L’information en France a été manipulée ou tout simplement fabriquée pour essayer de faire croire que l’agression contre Gaza était une guerre juste, exactement comme toutes les offensives israéliennes précédentes.
Pendant que Gaza était réduite en cendres par les bombes et que des milliers de citoyens étaient assassinés et mutilés, un enfer parallèle était soigneusement façonné en France. Des politiciens influents, des leaders communautaires et des portes-parole d’organismes publics ont tous participé à un montage visant à blanchir la dernière agression israélienne contre les Palestiniens, en parlant de synagogues incendiées, d’individus sauvagement attaqués et de juifs réduits à l’exode par la persécution et la haine.
Ce qui a rendu ce contre-feu théâtral particulièrement efficace c’est qu’il a été relayé par les médias dominants sans le moindre questionnement. Bien qu’aucune preuve ne soit venue soutenir ces allégations, le seul fait que ce soit des gens importants et haut placés qui faisaient état de ces soi-disant atrocités leur donnait le sceau de la vérité. Des mots comme Holocauste et Pogrom notamment, revenaient sans cesse dans leur bouche pour détourner l’attention du massacre des civils palestiniens dans la bande de Gaza. L’impression mensongère qu’ils cherchaient à donner était que les membres d’une communauté stigmatisée, les juifs, luttaient en France pour leur survie tout comme les Israéliens à 3500 km de là, et ils avaient donc le droit de se défendre même si cela faisait un nombre effroyable de victimes arabes.
Les attaques israéliennes sont toujours décrites de cette manière dans les médias français et la couverture médiatique de l’opération Bordure protectrice de juillet et août dernier n’a pas fait exception. L’information a été trafiquée ou tout simplement fabriquée pour essayer de faire croire que l’agression contre Gaza était une guerre juste, exactement comme toutes les offensives israéliennes précédentes.
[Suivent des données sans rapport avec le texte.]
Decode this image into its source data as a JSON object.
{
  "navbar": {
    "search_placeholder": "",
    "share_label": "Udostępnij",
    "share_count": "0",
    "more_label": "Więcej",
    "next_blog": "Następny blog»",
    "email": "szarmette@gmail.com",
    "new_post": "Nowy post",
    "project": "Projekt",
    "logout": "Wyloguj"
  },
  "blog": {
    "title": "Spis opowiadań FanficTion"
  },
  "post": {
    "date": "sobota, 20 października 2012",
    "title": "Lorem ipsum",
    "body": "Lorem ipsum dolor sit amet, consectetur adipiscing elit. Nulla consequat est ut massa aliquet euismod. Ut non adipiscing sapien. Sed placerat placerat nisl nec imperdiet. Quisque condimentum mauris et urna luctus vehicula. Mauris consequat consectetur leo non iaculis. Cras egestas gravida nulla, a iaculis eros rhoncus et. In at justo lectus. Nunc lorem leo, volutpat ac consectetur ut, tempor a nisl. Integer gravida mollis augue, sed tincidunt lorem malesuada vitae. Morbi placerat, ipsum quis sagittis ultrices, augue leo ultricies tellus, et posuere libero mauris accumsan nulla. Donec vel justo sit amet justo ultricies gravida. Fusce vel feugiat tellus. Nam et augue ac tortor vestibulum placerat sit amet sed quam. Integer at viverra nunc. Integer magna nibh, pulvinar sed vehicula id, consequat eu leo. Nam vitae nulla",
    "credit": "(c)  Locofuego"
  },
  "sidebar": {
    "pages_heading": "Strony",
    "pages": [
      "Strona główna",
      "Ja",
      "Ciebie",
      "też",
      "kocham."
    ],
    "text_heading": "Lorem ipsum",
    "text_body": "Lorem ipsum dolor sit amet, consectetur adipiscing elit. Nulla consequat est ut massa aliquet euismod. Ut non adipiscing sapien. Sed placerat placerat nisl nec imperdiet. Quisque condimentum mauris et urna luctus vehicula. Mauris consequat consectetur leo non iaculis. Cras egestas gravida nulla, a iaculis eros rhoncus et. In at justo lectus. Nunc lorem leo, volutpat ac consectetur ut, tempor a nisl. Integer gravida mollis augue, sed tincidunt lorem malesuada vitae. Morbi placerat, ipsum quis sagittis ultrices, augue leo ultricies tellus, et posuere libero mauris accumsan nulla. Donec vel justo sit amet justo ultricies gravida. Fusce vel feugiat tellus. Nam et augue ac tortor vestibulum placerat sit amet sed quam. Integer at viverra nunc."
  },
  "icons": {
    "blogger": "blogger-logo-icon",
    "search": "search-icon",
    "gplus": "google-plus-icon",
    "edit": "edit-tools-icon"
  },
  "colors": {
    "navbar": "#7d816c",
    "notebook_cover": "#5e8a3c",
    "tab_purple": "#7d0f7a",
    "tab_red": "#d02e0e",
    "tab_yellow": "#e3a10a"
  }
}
Les pertes en vies humaines ont été énormes cette fois encore et même plus importantes que les autres fois : selon le Centre des Droits de l’Homme Al Mezan, une organisation de droits humains basée à Gaza, 2 168 Palestiniens ont été tués (la vaste majorité des victimes étaient des civils dont des centaines d’enfants et de femmes) et 11 100 ont été blessés. Les Nations Unies ont documenté la mort de 71 Israéliens dont 66 soldats, 4 civils et un citoyen étranger. Il reste environ mille tonnes de munitions qui n’ont pas explosé dans la bande de Gaza. Une des meilleures machines de guerre du monde - Israël - a aussi détruit ou gravement endommagé 80 000 maisons et installations essentielles à la survie de la population, tout cela sous le prétexte de faire d’Israël un endroit plus sûr.
« Israël a attaqué Gaza en 2006, en 2008, en 2013 [2012] et en 2014 » a rappelé le député palestinien, Mustapha Barghouti, dans un discours prononcé devant les militants de la Campagne de Solidarité avec la Palestine à Londres en septembre dernier. « En 2014, il y a eu cent fois plus de destructions et d’explosifs que lors des attaques précédentes. »
Une des principales différences entre Bordure Protectrice et les offensives précédentes, c’est que les mythes de la propagande israélienne ont été plus faciles à démasquer. C’est largement dû à la présence de médias traditionnels sur le terrain et à l’énorme essor, depuis 2008, au Moyen-Orient comme ailleurs, des médias sociaux comme YouTube, Facebook et Twitter qui ont fortement contribué à galvaniser le Printemps Arabe de 2011. Des images instantanées – vidéos et photos – permettent désormais à des gens ordinaires de montrer au monde entier ce qui se passe exactement dans tel endroit, à tel moment, avec tous les détails.
Les porte-parole israéliens tentaient désespérément de décrire l’assaut comme un conflit symétrique entre le Hamas et l’armée israélienne, un conflit où la mort de civils était « inévitable », mais ils se sont vite retrouvés dans l’incapacité de dissimuler la sanglante vérité. C’est devenu particulièrement évident, le 16 juillet, quand 4 jeunes garçons de la famille Bakir, âgés de 7 à 11 ans, ont été tués par des bombes tirées d’un navire de guerre israélien, alors qu’ils jouaient au foot sur le plage, près du petit port de Gaza.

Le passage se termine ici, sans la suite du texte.